L'autre l'observait de temps à autre, comme pour essayer de distinguer ce que son ami trouvait de si intéressant chez elle. Il était grand, élancé et blond. D'aussi loin, il ne lui parut pas fantastique. Un poil hautain, une expression méprisante qui déformait son visage convenable dans l'une des pires grimaces qu'Ia avait vu le long de sa courte vie. Pire que le rictus de fatigue couvert de poussière de son père. Pire que celui de sa mère quand son cœur malmené lâcha en plein milieu du repas.
Aussitôt elle le détesta. Réveillant des souvenirs enfouis sans l'usage de la moindre parole, il ne pouvait qu'être mauvais. Elle se promit de l'éviter. De l'ignorer. Et s'il le fallait, de le tuer. Dans la projection évidemment.
Ia était bonne joueuse depuis toute petite. Mais ses parents l'avaient freiné tant de fois, lui rappelant qu'au final, sa vie finirait par être traînée dans la poussière, la souffrance. Avec la faim au ventre, avec la mort toujours omniprésente à ses côtés, telle une vieille amie sinistre et jalouse. Comment pouvait-elle envisager un avenir dans ce cadre-ci ? Comment pouvait-elle, l'espace d'un instant, se résigner alors que les Grands vivaient dans des tours de cristal ?
Ses parents lui disaient que ce n'étaient que des contes qu'ils lui racontaient le soir pour l'endormir. Que tous ces mythes et légendes qui avaient pris naissance dans son cerveau, qui s'étaient épanouis derrière ses rétines et ses tympans ; que tout cela n'étaient que virtuels. Que ce n'était pas la réalité.
Les Grands selon eux ne vivaient pas dans des tours de cristal. Ni ne possédaient des richesses astronomiques. Ils avaient juste de quoi vivre paisiblement dans un cadre plus plaisant.
Mais comment pouvaient-ils en être certains ? Ils n'étaient jamais sorti de leur quartier boueux, terne, crevassé, surchauffé, empli d'une atmosphère de misère qui prenait à la gorge. L'air même était empoisonné. Tout était réuni là-bas pour traîner leurs vies vers une décadence douloureuse, abrégeant des milliers de possibilités d'avenir de seconde en seconde. C'était plus un lieu de mort, qu'un lieu de vie. Un cimetière rempli d'agonisants obligés de travailler pour tenter de rallonger un peu plus leur douleur.
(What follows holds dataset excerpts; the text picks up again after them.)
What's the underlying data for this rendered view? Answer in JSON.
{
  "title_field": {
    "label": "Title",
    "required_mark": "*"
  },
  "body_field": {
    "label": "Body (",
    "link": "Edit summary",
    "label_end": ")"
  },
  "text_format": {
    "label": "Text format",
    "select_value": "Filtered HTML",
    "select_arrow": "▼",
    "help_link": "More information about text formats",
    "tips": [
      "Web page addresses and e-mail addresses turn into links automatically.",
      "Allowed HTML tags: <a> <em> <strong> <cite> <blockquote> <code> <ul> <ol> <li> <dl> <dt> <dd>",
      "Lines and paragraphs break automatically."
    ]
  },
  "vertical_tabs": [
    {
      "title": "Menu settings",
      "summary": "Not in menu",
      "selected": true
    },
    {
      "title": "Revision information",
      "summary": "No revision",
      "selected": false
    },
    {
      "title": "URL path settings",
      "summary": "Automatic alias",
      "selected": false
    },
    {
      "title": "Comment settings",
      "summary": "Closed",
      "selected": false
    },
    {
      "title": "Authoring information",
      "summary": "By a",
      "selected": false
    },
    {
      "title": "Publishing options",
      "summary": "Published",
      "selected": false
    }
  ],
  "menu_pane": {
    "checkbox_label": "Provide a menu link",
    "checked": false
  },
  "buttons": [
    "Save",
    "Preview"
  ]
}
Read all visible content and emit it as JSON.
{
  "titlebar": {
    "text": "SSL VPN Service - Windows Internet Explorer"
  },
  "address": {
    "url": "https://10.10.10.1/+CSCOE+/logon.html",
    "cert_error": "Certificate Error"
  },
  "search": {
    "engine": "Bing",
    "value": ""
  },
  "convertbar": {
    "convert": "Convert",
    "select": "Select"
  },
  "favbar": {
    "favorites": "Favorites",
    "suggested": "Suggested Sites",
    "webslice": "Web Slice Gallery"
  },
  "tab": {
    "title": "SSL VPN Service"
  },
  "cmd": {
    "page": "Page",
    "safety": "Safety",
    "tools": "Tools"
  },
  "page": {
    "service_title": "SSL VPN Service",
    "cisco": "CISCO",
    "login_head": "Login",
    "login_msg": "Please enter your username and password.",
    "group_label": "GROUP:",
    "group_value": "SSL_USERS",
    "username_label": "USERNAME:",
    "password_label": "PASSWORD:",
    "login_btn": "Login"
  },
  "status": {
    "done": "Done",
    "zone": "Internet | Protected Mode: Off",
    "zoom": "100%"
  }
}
Et de cet univers sombre qui s'étendait de toutes parts, qui se répétait sans plus finir sur toute la surface de la Terre, Ia ne pouvait plus le voir. Elle était tout simplement écœurée de voir ses parents rentrer chaque soir, plus épuisé qu'hier encore, une maigre somme dans leurs mains crasseuses et ensanglantées, insuffisante pour payer les denrées qui coûtaient si chers à présent. D'anciennes statistiques avaient déclaré que la population humaine qui grouillait sur les surfaces habitables de la Terre s'élevait à vingt milliards et que les portions de terre pouvant produire de la nourriture tous genres confondus avaient diminué de trente-sept pour cent. Les scores devaient être d'autant plus catastrophiques à présent.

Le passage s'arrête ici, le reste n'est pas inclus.